The world slowed to a standstill, as it does when things go so wrong, the bad news closing in like a lowering ceiling. I should have been thinking up a solution. A way out. Deciding if I should grovel for her forgiveness, or if I should tell Detective Shepard that she and I should be pulled from the case. But I didn’t. I curled up against her in the cold and listened for her breathing. What were you supposed to do when you were dealing with drugs like this? How long would the effects last? I wished, for the first time, that I’d done something with my years at Highcombe other than read novels and swoon over icy blond princesses who’d never touch anything harder than pot. I could have gained some practical knowledge. She might be dying, I thought, and I had no way to know; the responsible thing would be to call the police, or an ambulance, or at the very least tell my father and let him sort it out.
I didn’t. They’d write that on my tombstone, I thought: Jamie Watson. He didn’t. The snow sifted down through the porch slats, filling in the tracks her knees had made crawling through the mud. I wasn’t Catholic, but this had the distinct feel of purgatory: the bitter cold, the unending wait. No idea of what would come after.

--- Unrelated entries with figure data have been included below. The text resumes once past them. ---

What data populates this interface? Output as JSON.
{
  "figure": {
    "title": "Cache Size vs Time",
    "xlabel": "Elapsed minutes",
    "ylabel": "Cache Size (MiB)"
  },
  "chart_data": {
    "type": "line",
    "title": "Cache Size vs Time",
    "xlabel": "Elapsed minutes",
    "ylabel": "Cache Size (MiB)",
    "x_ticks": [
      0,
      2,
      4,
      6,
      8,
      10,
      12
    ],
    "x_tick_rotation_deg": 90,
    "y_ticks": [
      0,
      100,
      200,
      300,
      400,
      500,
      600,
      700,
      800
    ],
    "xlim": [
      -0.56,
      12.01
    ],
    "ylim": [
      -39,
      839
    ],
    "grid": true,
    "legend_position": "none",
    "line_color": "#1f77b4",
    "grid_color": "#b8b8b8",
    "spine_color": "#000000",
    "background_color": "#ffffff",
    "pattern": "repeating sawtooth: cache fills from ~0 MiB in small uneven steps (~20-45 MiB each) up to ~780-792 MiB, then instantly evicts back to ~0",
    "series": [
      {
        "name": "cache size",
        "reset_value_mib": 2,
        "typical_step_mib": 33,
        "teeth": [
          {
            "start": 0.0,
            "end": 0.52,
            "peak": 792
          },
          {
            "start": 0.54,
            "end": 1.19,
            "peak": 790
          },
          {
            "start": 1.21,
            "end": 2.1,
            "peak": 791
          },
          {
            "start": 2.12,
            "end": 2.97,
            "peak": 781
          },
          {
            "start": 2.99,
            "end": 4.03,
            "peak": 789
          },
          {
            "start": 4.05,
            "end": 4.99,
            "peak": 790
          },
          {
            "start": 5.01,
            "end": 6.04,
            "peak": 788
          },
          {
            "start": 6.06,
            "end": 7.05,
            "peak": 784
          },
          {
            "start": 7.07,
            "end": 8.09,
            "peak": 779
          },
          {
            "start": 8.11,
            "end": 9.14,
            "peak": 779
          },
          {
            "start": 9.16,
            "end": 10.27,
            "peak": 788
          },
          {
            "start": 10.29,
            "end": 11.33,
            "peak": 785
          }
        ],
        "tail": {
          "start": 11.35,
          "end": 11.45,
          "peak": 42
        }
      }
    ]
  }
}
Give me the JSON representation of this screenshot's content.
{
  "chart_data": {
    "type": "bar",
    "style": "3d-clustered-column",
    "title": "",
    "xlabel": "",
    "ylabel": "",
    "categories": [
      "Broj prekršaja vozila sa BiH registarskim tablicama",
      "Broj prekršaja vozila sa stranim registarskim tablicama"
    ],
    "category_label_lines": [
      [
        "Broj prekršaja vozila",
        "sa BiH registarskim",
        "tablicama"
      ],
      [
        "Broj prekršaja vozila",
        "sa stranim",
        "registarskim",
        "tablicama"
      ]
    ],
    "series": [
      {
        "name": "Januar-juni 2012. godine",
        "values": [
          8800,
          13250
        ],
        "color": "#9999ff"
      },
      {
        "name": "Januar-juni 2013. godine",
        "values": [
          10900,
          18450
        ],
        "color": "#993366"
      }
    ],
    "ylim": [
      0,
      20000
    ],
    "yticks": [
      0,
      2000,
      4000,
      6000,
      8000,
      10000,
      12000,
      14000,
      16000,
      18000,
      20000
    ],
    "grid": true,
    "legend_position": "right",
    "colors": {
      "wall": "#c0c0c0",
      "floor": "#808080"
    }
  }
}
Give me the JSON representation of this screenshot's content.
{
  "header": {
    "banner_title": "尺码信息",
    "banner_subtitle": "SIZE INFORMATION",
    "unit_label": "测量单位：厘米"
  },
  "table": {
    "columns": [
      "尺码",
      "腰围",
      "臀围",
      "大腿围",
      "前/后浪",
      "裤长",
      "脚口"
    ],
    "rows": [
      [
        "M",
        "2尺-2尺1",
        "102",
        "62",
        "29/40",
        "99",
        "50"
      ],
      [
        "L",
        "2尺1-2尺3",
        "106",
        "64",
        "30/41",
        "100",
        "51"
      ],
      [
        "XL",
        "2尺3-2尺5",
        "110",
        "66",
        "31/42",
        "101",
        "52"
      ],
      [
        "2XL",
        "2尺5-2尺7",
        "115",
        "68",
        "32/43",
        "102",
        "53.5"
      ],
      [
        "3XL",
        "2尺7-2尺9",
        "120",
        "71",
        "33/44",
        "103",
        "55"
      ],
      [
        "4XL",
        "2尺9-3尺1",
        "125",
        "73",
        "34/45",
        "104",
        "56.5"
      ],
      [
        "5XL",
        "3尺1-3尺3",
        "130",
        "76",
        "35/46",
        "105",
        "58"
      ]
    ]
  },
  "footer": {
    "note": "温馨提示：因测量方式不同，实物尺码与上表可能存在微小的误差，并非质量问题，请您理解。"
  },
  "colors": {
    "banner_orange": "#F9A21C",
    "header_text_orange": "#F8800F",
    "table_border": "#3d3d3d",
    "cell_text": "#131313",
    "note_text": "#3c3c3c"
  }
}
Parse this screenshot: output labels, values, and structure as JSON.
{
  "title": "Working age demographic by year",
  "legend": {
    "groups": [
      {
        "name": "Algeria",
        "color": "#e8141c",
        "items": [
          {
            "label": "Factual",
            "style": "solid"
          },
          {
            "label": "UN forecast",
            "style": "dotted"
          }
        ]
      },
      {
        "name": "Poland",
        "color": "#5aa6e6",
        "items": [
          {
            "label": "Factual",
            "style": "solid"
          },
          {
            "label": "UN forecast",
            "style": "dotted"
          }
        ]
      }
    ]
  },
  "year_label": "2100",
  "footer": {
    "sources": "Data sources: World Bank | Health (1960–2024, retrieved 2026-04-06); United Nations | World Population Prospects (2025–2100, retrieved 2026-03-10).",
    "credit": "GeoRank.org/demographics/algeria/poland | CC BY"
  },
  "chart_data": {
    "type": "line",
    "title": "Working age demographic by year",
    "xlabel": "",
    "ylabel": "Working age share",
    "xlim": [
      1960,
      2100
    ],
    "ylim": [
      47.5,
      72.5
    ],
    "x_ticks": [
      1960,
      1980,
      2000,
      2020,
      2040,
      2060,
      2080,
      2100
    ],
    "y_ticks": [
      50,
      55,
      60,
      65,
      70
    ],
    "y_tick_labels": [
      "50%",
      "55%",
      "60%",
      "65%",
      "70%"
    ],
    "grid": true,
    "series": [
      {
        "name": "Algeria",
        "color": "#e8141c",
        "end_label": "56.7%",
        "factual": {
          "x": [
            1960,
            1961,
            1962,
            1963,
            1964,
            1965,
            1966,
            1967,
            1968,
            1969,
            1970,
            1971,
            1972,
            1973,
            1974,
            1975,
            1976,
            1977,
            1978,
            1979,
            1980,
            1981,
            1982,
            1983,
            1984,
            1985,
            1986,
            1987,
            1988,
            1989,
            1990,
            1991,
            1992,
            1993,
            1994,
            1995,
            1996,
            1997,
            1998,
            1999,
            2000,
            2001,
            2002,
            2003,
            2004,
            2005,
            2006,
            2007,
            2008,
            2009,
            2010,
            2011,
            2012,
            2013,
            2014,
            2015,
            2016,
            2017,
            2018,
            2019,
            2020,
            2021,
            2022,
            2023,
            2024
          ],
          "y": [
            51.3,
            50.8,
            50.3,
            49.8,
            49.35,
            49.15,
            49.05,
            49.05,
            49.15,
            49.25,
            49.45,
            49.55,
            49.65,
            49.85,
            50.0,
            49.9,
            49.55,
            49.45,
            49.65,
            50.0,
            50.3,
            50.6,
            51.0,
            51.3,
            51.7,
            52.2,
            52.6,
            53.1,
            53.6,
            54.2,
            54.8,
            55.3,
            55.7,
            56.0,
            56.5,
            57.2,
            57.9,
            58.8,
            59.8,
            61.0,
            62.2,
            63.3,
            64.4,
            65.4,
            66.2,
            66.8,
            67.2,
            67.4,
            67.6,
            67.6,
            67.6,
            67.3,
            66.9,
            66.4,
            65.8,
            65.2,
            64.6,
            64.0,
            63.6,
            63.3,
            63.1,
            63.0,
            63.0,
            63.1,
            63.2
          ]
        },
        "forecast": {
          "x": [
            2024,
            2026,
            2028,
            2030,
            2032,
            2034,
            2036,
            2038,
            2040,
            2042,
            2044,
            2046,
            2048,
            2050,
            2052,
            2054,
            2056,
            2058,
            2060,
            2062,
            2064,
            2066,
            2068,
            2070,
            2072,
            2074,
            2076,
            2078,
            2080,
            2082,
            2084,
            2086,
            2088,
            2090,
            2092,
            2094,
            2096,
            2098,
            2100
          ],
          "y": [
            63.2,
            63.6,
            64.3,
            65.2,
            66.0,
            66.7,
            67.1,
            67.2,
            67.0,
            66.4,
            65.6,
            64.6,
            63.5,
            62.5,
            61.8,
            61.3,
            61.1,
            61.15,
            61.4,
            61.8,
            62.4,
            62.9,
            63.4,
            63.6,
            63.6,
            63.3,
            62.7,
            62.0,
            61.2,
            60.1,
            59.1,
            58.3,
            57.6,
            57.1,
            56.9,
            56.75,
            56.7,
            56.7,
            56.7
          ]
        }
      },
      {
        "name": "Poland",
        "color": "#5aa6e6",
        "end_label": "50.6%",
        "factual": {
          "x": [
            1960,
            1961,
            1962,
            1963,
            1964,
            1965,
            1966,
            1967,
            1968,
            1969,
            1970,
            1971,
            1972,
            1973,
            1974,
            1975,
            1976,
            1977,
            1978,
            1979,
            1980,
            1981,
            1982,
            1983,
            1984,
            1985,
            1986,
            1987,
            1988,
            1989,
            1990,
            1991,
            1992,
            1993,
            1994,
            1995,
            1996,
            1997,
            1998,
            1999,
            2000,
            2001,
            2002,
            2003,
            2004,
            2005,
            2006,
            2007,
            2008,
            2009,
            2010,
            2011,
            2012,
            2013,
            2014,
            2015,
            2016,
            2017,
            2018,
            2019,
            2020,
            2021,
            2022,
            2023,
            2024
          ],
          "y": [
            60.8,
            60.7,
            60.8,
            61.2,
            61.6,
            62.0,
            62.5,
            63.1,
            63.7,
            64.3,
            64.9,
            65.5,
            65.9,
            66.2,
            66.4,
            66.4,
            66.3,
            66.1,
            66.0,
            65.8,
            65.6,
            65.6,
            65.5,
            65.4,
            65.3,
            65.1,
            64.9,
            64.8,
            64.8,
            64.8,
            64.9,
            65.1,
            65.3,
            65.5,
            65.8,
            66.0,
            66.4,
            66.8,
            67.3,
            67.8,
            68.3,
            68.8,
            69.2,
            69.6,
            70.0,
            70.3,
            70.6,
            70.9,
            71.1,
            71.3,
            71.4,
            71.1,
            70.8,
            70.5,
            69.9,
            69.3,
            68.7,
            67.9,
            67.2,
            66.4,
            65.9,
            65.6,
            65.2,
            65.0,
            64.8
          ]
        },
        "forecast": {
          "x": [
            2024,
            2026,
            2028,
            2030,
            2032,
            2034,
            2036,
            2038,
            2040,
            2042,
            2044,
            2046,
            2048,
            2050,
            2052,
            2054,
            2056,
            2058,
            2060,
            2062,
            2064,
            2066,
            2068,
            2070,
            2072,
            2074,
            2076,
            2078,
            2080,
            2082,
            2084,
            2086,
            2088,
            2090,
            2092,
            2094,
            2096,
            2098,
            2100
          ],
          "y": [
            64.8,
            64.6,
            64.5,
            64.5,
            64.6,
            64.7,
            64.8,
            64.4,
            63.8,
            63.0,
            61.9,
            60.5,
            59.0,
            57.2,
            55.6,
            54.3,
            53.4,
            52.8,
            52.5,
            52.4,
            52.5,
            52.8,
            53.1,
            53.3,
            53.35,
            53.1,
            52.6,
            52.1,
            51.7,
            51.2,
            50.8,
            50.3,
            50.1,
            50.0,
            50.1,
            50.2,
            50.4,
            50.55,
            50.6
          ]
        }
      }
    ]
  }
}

After what felt like forever, the back door slid open. I listened to the heavy footfalls over our heads.
“Jamie?” my father called. “Charlotte? Detective Shepard and I are done talking. Jamie?” I held my breath. After a long minute, he swore and trudged back inside.
“Worried,” she observed, after we heard the door shut. I stared at the cloud her breath made in the cold. “Good that he worries. I don’t. You’re nothing to me.”
“Liar,” I echoed. I tried to put the force of my affection behind it.
“You did once,” said Holmes. “Mean something to me. You don’t now.”
She began to shiver. Was that a good sign? A bad one? Either way I couldn’t stand it. Carefully, I pulled her into my arms, and to my great surprise she let me, curling up against my chest as pliantly as if she were my girlfriend. As if I’d held her before. As if I held her every day.
Somehow that scared me far more than the rest of it. Lee Dobson had found her this way, I thought, and my arms tensed, instinctively. Dobson had—
“Stop thinking about him,” she said. “It’s not yours to think about.”
“What am I allowed to think about?” I asked wearily. If I had a rope, this was its end.
“Let’s talk about the things you think you know.” That horrible snicker. “Let’s disappoint Watson some more.”
“No,” I said, “you don’t—”
“August was my maths tutor. Did you know that? You did. Can tell by how your hands seized.”
I’d thought I wanted to hear this. But I didn’t. I really, really didn’t. “You don’t have to—”
“It was my parents’ idea. For publicity. Had some bad press, and they wanted to change the story in the media. Forgiving Holmeses. Fucking liars. I hated him at first. But after Milo moved to Germany, I got used to him. It was like having an older brother again. And then it wasn’t. It was something else.”
“What?” I asked, into the silence.
“I loved him. And he wouldn’t have me.” The words came sharp and hard, sudden in their ferocity. “He was too old, he said, and even if we waited, it would be a catastrophic mess. Our families, you know. He said that I’d grow out of it. My ‘crush.’ Him saying that was worse than him rejecting me.”
I couldn’t quite breathe, hearing her speak this way, as if reciting her sins. When she spoke again, she was horribly precise.
“I wanted to punish him. To make him feel what I was feeling. So I got him to use his family connections to buy me cocaine. I knew he’d do it. I’d been taking so much, and he was so scared that, without it, I’d go through withdrawal.” She drew a breath. “I wanted to make him hurt me, and then I wanted him to pay for it. The night his brother Lucien drove up with a boot full of coke, I called the police. Lucien ran, and August stayed to take the blame, as I suspected he would. After all, he felt responsible.
“My mother fired him. Then she phoned his don at Oxford to have him expelled. And after all of that was over, she sat me down in the drawing room. She’d drawn all the curtains. And she explained to me, very patiently, that this was a lesson. It wasn’t to happen again.”
“The drugs?” I asked quietly.
“The drugs.” She laughed. “No. I’d started with ‘the drugs’ at twelve. I was too soft on the inside, you see. No exoskeleton. I felt everything, and still everything bored me. I was like . . . like a radio playing five stations at once, all of them static. At first, the coke made me feel bigger. More together. Like I was one person, at last. And then it stopped working, and I began taking more, and more, and they sent me to rehab. When I came back, I spent a few months going the classical route—morphine, syringes. It made everything quiet and far away. I was wrong inside, you see. I’d always been wrong. But it was too messy, the morphine, and I was found out—more rehab. So I dropped the morphine for oxy. More rehab. Then more oxy. I’ve never quite managed to shake it, any of it, and my parents stopped expecting me to. It doesn’t scare them anymore.”
The whole time she spoke, she didn’t look up at me once. She was curled up in my arms like she was my girlfriend, but she was talking to me like I was an empty shell.